Es gibt prinzipiell nichts Unerkennbares, trotzdem wird der Mensch nie alles erkennen können (das "jenseits unserer Erkenntnisfähigkeit" ist höchstwahrscheinlich unvorstellbar groß).

Die Frage nach der Ursache der Existenz der Welt ist unbeantwortbar (bzw. nur von "außen" beantwortbar, da "Welt" alles, was es gibt, umfasst).

Schlussfolgerungen

Wenn im Zusammenhang mit Naturwissenschaften von "Glaube" gesprochen wird, handelt es sich stets und ausschließlich um prinzipiell falsifizierbare Wahrscheinlichkeitsannahmen. Im Gegensatz dazu verkündet religiöser Glaube nicht falsifizierbare "Wahrheitsannahmen".

Naturwissenschaftler (ob atheistisch, oder nicht) wollen – im Gegensatz zu Religionen - keineswegs "auf die gesamte Weltdeutung schließen". Die Grenzen der Erkenntnisfähigkeit sind ihnen sehr wohl bewusst.

Wie Karl Popper immer wieder betonte, muss jede naturwissenschaftliche Erkenntnis prinzipiell falsifizierbar sein, um wissenschaftlichen Fortschritt zu ermöglichen (womit naturwissenschaftlicher Weltdeutung – im Gegensatz zu religiöser - auch Grenzen gesetzt werden).

Aussagen, die ein Naturwissenschaftler über die Wirklichkeit macht, sind stets vorläufig und müssen mit der Möglichkeit rechnen, durch andere Aussagen, durch bessere Theorien widerlegt zu werden. Auf religiösem Glauben basierende Aussagen sind weder verifizier- noch falsifizier-bar!

Die Aussagen von Theologen (z.B. Hans Küng), dass religiöser Glaube und Naturwissenschaft gleichberechtigt sind und sich komplementär zueinander verhalten, sind nicht nachvollziehbar. Weder mit theologischer Weltdeutung noch bei der Beantwortung existenzieller Menschheitsfragen konnte - bzw. kann - religiöser Glaube inhaltlich relevante Antworten liefern. Naturwissenschaft versucht, den Erkenntnishorizont rational zu erweitern und den Bereich des Unerkennbaren (jenseits unserer Erkenntnisfähigkeit) nach und nach zu verkleinern (ohne Chance auf weit-gehende Auflösung). Wie die Menschheitsgeschichte und unsere Wissenshorizonte zeigen, sind Fragen, die von der Naturwissenschaft nicht einmal im Prinzip beantwortet werden können, auch der Theologie unzugänglich.
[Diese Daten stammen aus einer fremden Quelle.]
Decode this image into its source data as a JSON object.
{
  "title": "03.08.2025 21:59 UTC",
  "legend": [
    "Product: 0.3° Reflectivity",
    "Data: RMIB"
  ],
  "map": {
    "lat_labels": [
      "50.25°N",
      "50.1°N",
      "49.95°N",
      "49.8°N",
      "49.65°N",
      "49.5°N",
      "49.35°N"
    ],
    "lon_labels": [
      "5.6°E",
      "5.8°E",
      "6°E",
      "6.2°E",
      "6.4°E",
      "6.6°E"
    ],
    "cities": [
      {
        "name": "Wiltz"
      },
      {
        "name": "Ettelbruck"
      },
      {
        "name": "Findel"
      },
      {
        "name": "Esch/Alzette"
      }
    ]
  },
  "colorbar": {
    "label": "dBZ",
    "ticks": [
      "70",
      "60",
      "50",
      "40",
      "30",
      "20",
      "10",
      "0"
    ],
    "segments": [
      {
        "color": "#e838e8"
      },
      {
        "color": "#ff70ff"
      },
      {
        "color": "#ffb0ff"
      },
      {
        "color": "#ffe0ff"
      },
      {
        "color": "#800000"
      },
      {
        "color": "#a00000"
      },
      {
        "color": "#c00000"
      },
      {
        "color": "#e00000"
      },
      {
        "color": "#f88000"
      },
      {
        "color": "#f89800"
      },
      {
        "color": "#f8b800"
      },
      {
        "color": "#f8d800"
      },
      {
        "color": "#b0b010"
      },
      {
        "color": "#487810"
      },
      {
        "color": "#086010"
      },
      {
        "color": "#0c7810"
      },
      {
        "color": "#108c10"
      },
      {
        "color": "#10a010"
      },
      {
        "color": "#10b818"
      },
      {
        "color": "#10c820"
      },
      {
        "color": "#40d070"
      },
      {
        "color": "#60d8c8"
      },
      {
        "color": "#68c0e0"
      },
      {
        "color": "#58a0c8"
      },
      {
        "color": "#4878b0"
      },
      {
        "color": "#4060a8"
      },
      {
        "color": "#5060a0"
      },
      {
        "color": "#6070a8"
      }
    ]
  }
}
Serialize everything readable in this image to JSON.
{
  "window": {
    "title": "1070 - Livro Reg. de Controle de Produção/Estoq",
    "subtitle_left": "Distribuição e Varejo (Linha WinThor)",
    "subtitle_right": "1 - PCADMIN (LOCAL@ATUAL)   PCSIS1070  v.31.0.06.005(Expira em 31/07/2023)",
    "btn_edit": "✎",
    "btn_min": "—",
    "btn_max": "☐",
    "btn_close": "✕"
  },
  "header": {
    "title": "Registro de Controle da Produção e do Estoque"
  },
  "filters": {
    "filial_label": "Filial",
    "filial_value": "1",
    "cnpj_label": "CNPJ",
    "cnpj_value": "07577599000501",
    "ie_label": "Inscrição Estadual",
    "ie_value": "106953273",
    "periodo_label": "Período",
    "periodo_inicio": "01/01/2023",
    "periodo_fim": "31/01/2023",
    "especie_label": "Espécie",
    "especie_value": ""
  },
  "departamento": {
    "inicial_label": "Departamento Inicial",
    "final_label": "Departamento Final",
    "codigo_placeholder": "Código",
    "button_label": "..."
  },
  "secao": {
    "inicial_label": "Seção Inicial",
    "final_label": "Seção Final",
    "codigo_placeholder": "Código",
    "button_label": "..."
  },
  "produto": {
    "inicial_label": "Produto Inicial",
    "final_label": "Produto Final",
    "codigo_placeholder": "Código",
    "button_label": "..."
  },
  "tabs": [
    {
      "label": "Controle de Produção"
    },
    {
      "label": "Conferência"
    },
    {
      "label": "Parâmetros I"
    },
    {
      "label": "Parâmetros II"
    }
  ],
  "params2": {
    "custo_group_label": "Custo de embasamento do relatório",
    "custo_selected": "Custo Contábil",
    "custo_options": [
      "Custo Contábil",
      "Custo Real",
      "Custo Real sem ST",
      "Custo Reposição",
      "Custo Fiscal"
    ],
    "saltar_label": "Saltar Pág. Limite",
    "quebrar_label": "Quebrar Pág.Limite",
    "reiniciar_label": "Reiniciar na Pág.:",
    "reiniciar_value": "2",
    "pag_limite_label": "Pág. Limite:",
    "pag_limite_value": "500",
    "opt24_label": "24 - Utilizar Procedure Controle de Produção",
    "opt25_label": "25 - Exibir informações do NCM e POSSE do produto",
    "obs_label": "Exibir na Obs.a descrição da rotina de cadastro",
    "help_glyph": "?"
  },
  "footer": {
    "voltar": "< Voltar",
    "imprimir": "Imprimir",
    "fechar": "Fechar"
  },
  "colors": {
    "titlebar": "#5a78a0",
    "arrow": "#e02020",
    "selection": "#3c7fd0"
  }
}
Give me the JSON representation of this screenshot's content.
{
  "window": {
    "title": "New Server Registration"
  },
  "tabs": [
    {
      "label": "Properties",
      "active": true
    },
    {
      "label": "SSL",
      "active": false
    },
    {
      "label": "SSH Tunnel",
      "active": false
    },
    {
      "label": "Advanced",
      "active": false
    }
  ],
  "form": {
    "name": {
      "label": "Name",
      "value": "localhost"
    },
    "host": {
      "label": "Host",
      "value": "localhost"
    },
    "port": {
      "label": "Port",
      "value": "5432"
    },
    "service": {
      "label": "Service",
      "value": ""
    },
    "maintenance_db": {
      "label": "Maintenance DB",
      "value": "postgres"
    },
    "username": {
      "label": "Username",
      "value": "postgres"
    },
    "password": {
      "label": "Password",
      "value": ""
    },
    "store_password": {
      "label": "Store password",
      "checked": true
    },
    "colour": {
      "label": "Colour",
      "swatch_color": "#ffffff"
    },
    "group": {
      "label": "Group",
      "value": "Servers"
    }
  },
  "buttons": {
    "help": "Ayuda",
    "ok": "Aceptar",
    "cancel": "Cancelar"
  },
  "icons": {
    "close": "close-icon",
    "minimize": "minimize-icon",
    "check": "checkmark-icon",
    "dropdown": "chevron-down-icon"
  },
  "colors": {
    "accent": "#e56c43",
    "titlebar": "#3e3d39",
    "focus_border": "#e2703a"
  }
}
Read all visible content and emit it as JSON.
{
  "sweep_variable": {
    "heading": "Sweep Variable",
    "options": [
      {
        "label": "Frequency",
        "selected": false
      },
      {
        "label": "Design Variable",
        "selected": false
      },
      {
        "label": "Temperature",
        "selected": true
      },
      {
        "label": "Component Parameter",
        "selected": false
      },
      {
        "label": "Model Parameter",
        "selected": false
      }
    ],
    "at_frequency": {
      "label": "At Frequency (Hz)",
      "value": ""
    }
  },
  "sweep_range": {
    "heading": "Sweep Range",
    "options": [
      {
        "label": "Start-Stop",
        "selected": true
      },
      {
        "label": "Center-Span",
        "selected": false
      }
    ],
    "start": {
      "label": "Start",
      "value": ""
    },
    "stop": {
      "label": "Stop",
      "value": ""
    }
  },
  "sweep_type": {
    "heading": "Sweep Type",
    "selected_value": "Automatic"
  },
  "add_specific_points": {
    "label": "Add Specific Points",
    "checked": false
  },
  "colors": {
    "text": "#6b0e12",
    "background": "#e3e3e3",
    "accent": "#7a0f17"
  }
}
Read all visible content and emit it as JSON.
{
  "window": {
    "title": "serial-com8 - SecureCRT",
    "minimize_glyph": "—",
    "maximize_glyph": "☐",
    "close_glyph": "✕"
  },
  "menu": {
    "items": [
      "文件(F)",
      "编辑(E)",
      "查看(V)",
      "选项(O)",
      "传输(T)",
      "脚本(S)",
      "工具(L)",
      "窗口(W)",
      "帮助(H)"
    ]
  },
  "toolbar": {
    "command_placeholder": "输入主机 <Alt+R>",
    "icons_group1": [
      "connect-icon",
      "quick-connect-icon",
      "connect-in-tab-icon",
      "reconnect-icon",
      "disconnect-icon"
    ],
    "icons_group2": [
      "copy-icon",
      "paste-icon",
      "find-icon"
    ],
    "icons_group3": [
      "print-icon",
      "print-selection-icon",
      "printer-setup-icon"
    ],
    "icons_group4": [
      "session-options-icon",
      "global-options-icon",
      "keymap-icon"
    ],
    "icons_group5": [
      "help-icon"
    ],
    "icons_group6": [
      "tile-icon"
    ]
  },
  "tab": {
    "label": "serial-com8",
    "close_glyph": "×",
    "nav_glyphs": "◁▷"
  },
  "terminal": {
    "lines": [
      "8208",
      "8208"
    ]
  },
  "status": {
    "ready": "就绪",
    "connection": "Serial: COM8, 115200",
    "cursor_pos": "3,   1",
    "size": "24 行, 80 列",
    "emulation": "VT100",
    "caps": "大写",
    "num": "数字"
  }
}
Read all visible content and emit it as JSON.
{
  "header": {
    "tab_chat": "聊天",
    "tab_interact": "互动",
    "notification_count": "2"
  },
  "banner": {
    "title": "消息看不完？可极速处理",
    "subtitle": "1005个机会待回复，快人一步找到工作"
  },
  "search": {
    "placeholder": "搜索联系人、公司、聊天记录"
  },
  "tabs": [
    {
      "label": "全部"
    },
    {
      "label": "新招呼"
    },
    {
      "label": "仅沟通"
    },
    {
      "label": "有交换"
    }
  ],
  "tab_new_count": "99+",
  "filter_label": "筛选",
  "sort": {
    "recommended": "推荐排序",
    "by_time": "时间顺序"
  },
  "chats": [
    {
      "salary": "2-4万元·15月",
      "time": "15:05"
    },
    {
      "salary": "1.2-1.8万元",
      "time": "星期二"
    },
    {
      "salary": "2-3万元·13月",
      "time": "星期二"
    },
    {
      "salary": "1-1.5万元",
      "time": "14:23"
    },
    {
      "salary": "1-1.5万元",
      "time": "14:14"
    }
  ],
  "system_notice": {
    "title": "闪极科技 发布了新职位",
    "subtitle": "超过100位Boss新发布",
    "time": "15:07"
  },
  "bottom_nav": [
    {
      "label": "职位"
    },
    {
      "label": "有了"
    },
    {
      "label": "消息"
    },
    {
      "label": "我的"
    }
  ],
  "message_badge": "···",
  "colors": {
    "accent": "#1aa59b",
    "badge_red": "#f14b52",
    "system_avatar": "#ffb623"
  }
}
Die Annahme eines göttlichen Wesens, das mit dem Weltgeschehen nicht interagiert, ist bedeutungslos; die Annahme eines göttlichen Wesens, das mit dem Weltgeschehen (und den Menschen) interagiert, betritt zwangsläufig naturwissenschaftliches Terrain unter den Bedingungen Logik, Wahrscheinlichkeit und notwendiger Falsifizierbarkeit. Das jenseits unserer Erkenntnisfähigkeit Liegende mit (göttlichen) Annahmen zu füllen, widerspricht allen Grundsätzen von Logik und Wahrscheinlichkeit!

Aus der Tatsache, dass Religion und Wissenschaft ursprünglich auf Mythen gründen, kann keine Vergleichbarkeit oder gar Gleichwertigkeit abgeleitet werden. Im Unterschied zum religiösen Mythos, der aufzeigen will, was Menschen tun oder unterlassen sollen, wollen wissenschaftliche Erklärungen das Wie und Warum von Erscheinungen und Ereignissen ergründen. Heutige wissenschaftliche Fragestellungen und Methoden haben sich außerdem sehr weit von mythischen Annahmen oder Fragestellungen entfernt.

Zwar beruhen auch moderne naturwissenschaftliche Methoden und Erkenntnisse (ontologischer, erkenntnistheoretischer und methodologischer Realismus, kritischer Rationalismus) auf der metaphysischen (pragmatischen) Grundannahme, dass es – im Gegensatz zu radikalem Konstruktivismus, der zu Solipsismus führt - eine Welt unabhängig von unserem Bewusstsein gibt. Diese pragmatisch metaphysische Grundannahme kann aber nicht mit außerweltlicher (religiöser, dogmatischer, unkritisierbarer) Metaphysik in einen Topf geworfen, oder gar gleichgestellt werden!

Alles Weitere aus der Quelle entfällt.